Baby bats are tiny and hairless, blind for about a week and heavily reliant on its mother for survival. It lives on its mother’s back – and feeds solely on her milk – until it can fly and hunt for itself; usually between 3 – 6 weeks.
It is estimated that a single Pipistrelle bat can consume up to 3,000 insects in a single night.
The only mammals in the world capable of natural flight, bats live in colonies – typically in trees, buildings, eaves or rock crevices during the summer. These creatures require only a 13mm gap to gain access to harbourage.
Pipstrelle bats hibernate in the winter, they gradually stop feeding and find themselves a suitable location to lie dormant throughout the cold weather.
Bats feed on lacewings, small moths, mosquitoes and midges – they search for prey over water, woodland, marshes and even urban areas; emerging from their roost shortly after sunset to spend the night foraging for food.
Pipstrelles do not cause damage to the buildings they roost in – apart from the mess their droppings cause. Bats are not aggressive, but may pose a threat by biting to defend themselves when provoked.
It is important to note that in countries such as the Ireland bats and their roosts are protected by law and it is an offence to damage, destroy or block access to their harbourages.
Although large in bat terms, this one would still fit in the palm of your hand. Adults are a sleek chocolate brown colour with broad brown ears with a distinctive mushroom shaped tragus (inner side of the ear).
In April they form mixed colonies in tree holes or bat boxes. Roosts in buildings are gathering roosts only and the colonies move away at the end of May. Young are born around July with females usually having one young, occasionally they do have twins. The young are suckled on mothers milk for 3 to 4 weeks becoming fully weaned within about 6 weeks. Noctule bats will then hibernate in tree hollows, rock fissures and sometimes bat boxes over winter, occasionally feeding if conditions are suitable.
Noctule bats feed on beetles, mayflies, moths and winged ants flying above tree level then steeply diving to chase insects. They fly over pastures, woodland edges and hedgerows hunting insects, sometime appearing before sunset.
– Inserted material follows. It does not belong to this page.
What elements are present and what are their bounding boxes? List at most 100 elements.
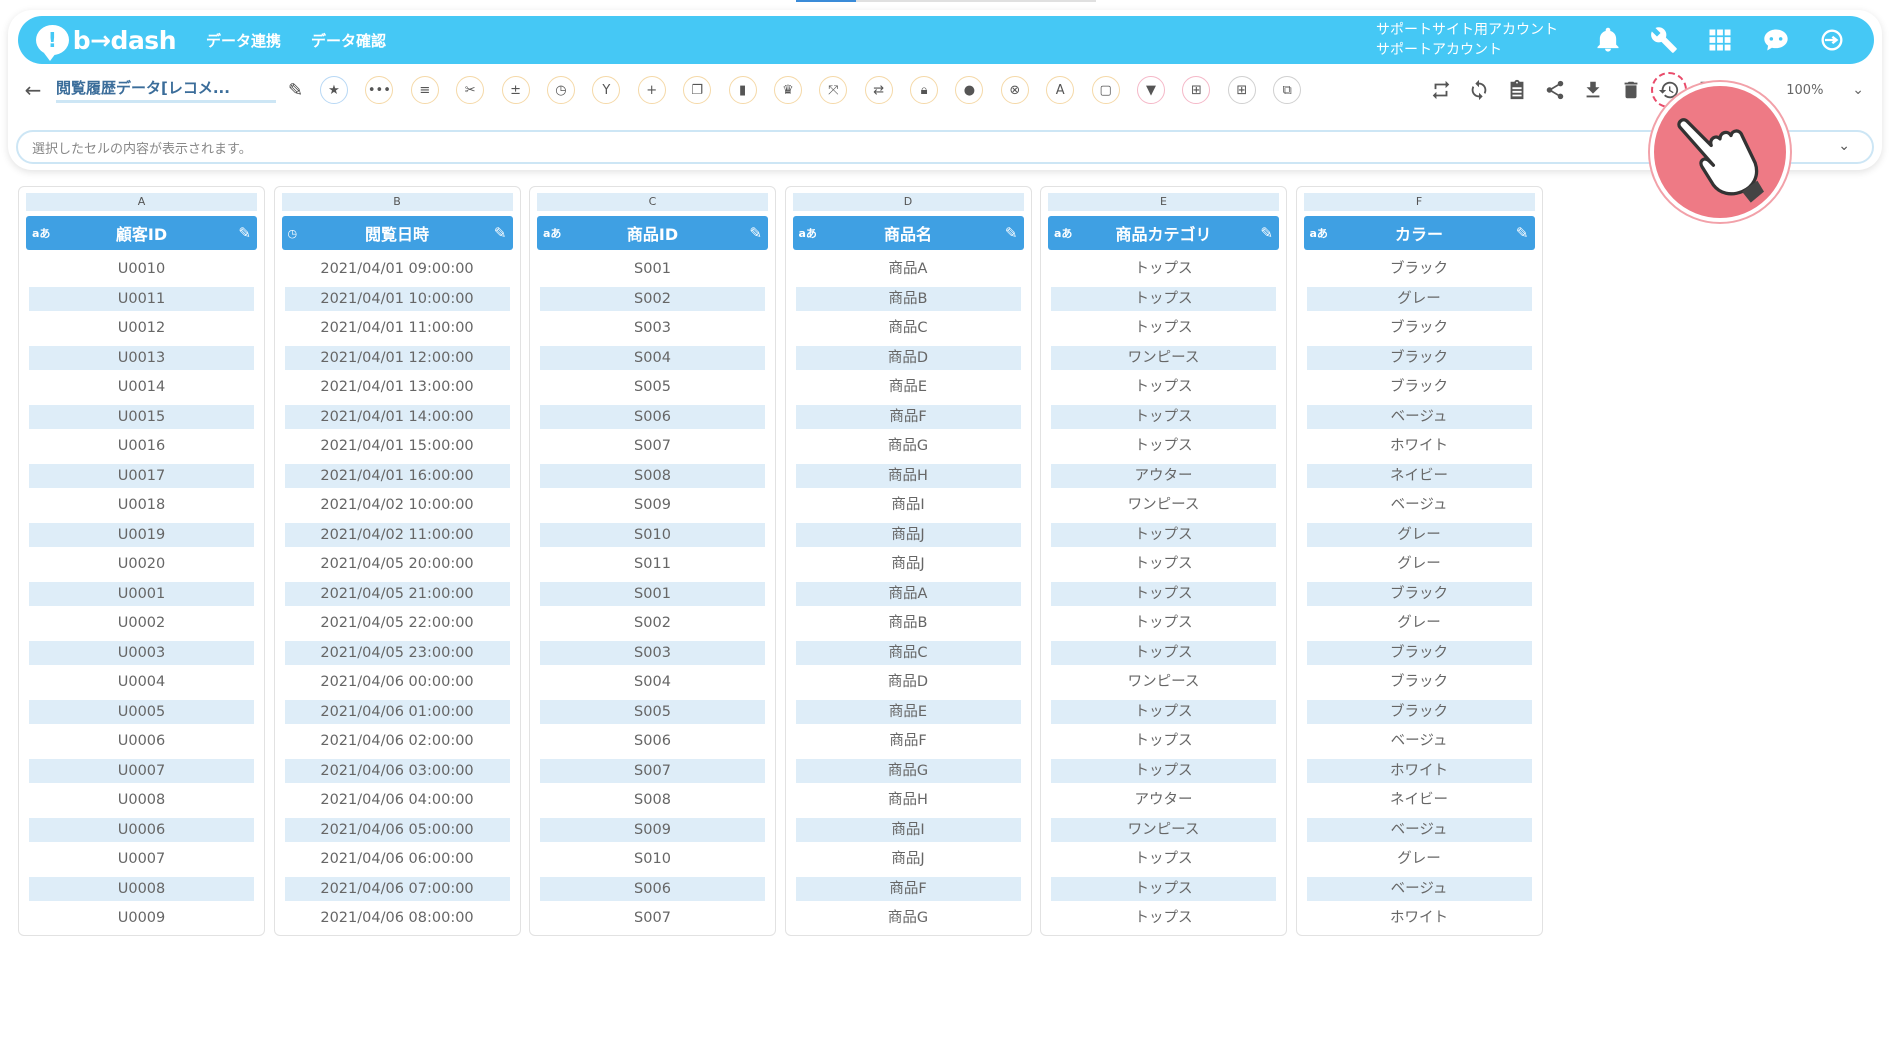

Like many other species their habitat is under pressure from modern intensive agriculture.
Daubenton’s is a medium size bat species, compared to the Noctule. It’s fur is a reddy brown colour with a paler underbelly and it has a pinkish face which is bare of fur around the eyes.
Daubenton’s bats mate during the autumn but males will continue to seek females throughout the winter. They will start maternity roosts from late spring, on occasion these can last into October. The young suckle for several weeks and are able to forage for themselves after about 8 weeks. They enter wintering sites from October to January. These are often caves, tunnels or mines. They can be found hiding among the rocks and scree on the floor of caves and tunnels. Individual bats of this species have been known to live up to 22 years.
Summer roosts are to be found in humid, covered sites close to water, for example tunnels or bridges over rivers and canals. Daubenton’s tend to feed close to the roost (approx. 6km). They take insects such as mayflies and midges from very close to the water surface. At times they can be seen using their feet and tail membrane to scoop up insects directly from the surface of the water.
Despite the loss and damage to their natural habitat of wetlands, rivers and waterways these bats are learning to adapt to artificial water sources such as gravel pits and reservoirs.